Tunisia’s Stand: Rejecting EU Border Guard Role

Two days after the visit to Tunis of a European trio composed of Ursula von der Leyen, President of the European Commission, Giorgia Meloni, President of the Italian Council and Mark Rutte, Dutch Prime Minister, the Tunisians have made it known that they will not be the coastguards of the European Union. The delegation had proposed an agreement which included equipping and funding the country more in order to counter illegal departures from its shores.

With our correspondent in Tunis, Amira Souilem

The two parties have a slightly different reading of the diplomatic visit of Ursula von der Leyen, President of the European Commission, Giorgia Meloni, President of the Italian Council and Mark Rutte, Dutch Prime Minister to Tunisia last weekend.

On the European side, it is an “excellent agreement on migration”. For 900 million euros in the long term, the Europeans expected Tunisia to strengthen its fight against illegal immigration.

The EU had undertaken to provide “this year to Tunisia 100 million euros (almost three times more than the annual amounts allocated so far) for the control of its borders, the search and rescue” of migrants, said Ursula von der Leyen.

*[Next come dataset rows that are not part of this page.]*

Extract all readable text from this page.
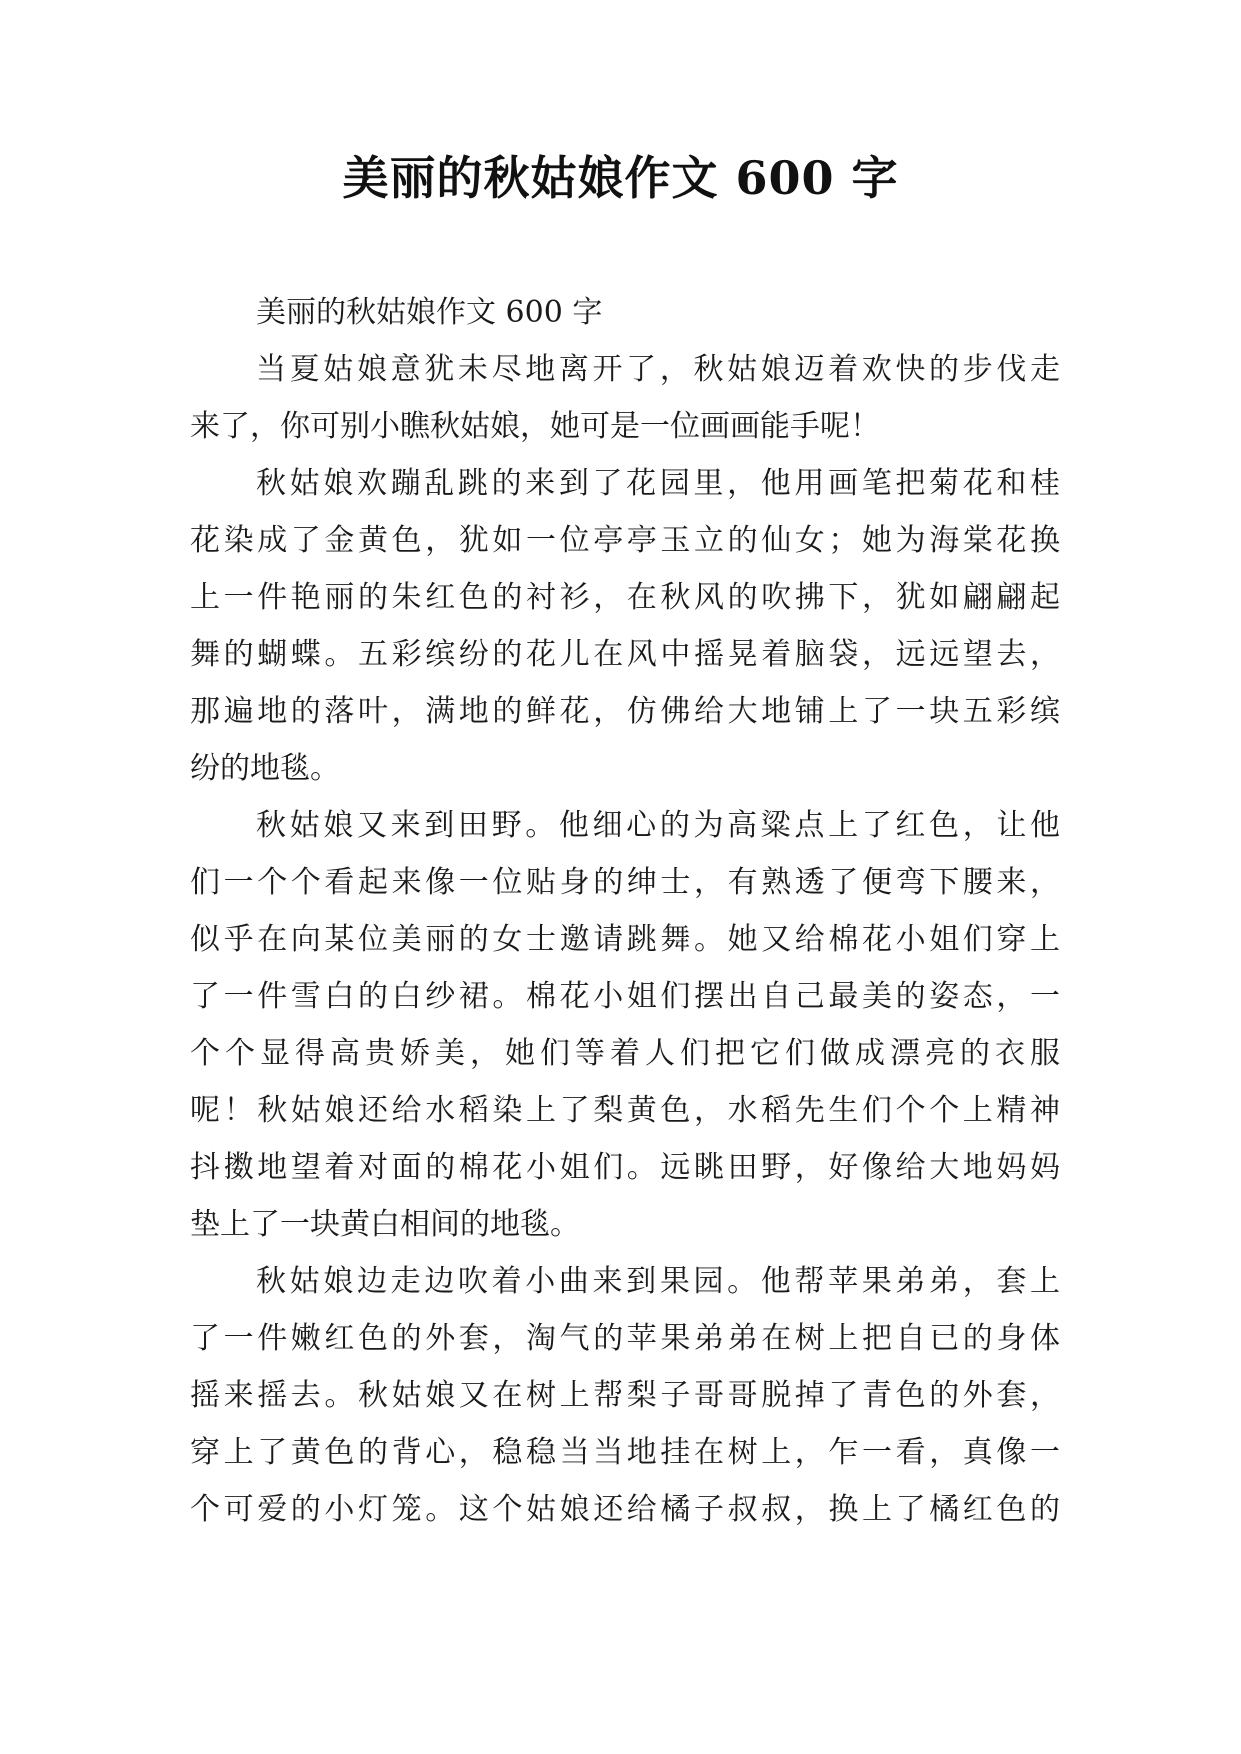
美丽的秋姑娘作文 600 字
美丽的秋姑娘作文 600 字
当夏姑娘意犹未尽地离开了，秋姑娘迈着欢快的步伐走
来了，你可别小瞧秋姑娘，她可是一位画画能手呢！
秋姑娘欢蹦乱跳的来到了花园里，他用画笔把菊花和桂
花染成了金黄色，犹如一位亭亭玉立的仙女；她为海棠花换
上一件艳丽的朱红色的衬衫，在秋风的吹拂下，犹如翩翩起
舞的蝴蝶。五彩缤纷的花儿在风中摇晃着脑袋，远远望去，
那遍地的落叶，满地的鲜花，仿佛给大地铺上了一块五彩缤
纷的地毯。
秋姑娘又来到田野。他细心的为高粱点上了红色，让他
们一个个看起来像一位贴身的绅士，有熟透了便弯下腰来，
似乎在向某位美丽的女士邀请跳舞。她又给棉花小姐们穿上
了一件雪白的白纱裙。棉花小姐们摆出自己最美的姿态，一
个个显得高贵娇美，她们等着人们把它们做成漂亮的衣服
呢！秋姑娘还给水稻染上了梨黄色，水稻先生们个个上精神
抖擞地望着对面的棉花小姐们。远眺田野，好像给大地妈妈
垫上了一块黄白相间的地毯。
秋姑娘边走边吹着小曲来到果园。他帮苹果弟弟，套上
了一件嫩红色的外套，淘气的苹果弟弟在树上把自已的身体
摇来摇去。秋姑娘又在树上帮梨子哥哥脱掉了青色的外套，
穿上了黄色的背心，稳稳当当地挂在树上，乍一看，真像一
个可爱的小灯笼。这个姑娘还给橘子叔叔，换上了橘红色的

But, on the Tunisian side, the story is quite different. Through the voice of an adviser to President Kaïs Saïed, Walid Hajjem, Tunisia made it clear that it did not want to be “the border guard” of Europe.

Departures from Tunisia on the rise

Remarks which come as the Tunisian media are closely following the adoption of the Asylum and Immigration Pact adopted by the Ministers of the Interior of the Twenty-Seven and which paves the way for the return of illegal migrants expelled from Europe to countries – so-called safe – of which Tunisia is a part.

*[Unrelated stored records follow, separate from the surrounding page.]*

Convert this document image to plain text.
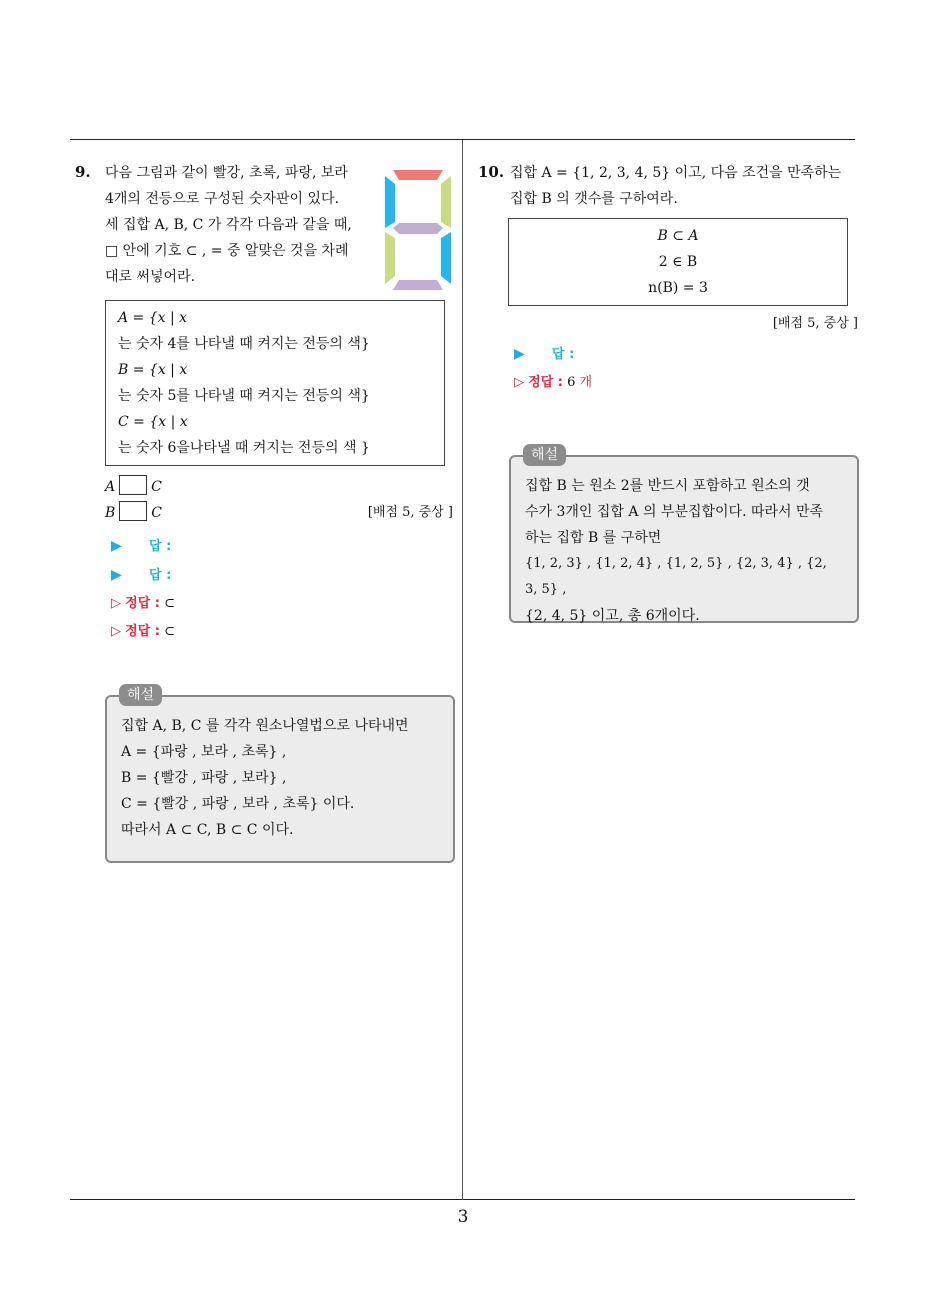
9. 다음 그림과 같이 빨강, 초록, 파랑, 보라
4개의 전등으로 구성된 숫자판이 있다.
세 집합 A, B, C 가 각각 다음과 같을 때,
□ 안에 기호 ⊂ , = 중 알맞은 것을 차례
대로 써넣어라.
A = {x | x
는 숫자 4를 나타낼 때 켜지는 전등의 색}
B = {x | x
는 숫자 5를 나타낼 때 켜지는 전등의 색}
C = {x | x
는 숫자 6을나타낼 때 켜지는 전등의 색 }
A	C
B	C	[배점 5, 중상 ]
▶ 답 :
▶ 답 :
▷ 정답 : ⊂
▷ 정답 : ⊂
해설
집합 A, B, C 를 각각 원소나열법으로 나타내면
A = {파랑 , 보라 , 초록} ,
B = {빨강 , 파랑 , 보라} ,
C = {빨강 , 파랑 , 보라 , 초록} 이다.
따라서 A ⊂ C, B ⊂ C 이다.
10. 집합 A = {1, 2, 3, 4, 5} 이고, 다음 조건을 만족하는
집합 B 의 갯수를 구하여라.
B ⊂ A
2 ∈ B
n(B) = 3
[배점 5, 중상 ]
▶ 답 :
▷ 정답 : 6 개
해설
집합 B 는 원소 2를 반드시 포함하고 원소의 갯
수가 3개인 집합 A 의 부분집합이다. 따라서 만족
하는 집합 B 를 구하면
{1, 2, 3} , {1, 2, 4} , {1, 2, 5} , {2, 3, 4} , {2, 3, 5} ,
{2, 4, 5} 이고, 총 6개이다.
3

Walid Hajjem clarified that each leader was free of his words and his interpretations, but that with regard to Kaïs Saïed, things were very clear, there was no question of playing, he insists, the role of border guard Europeans.

Parts of Tunisia are within 150 km of the Italian island of Lampedusa and attempts at clandestine migration, by nationals from sub-Saharan Africa and many Tunisians, are regularly recorded.

During the first quarter of this year, the Tunisian coastguard reports having stopped five times more boats leaving for Europe than during the same period last year.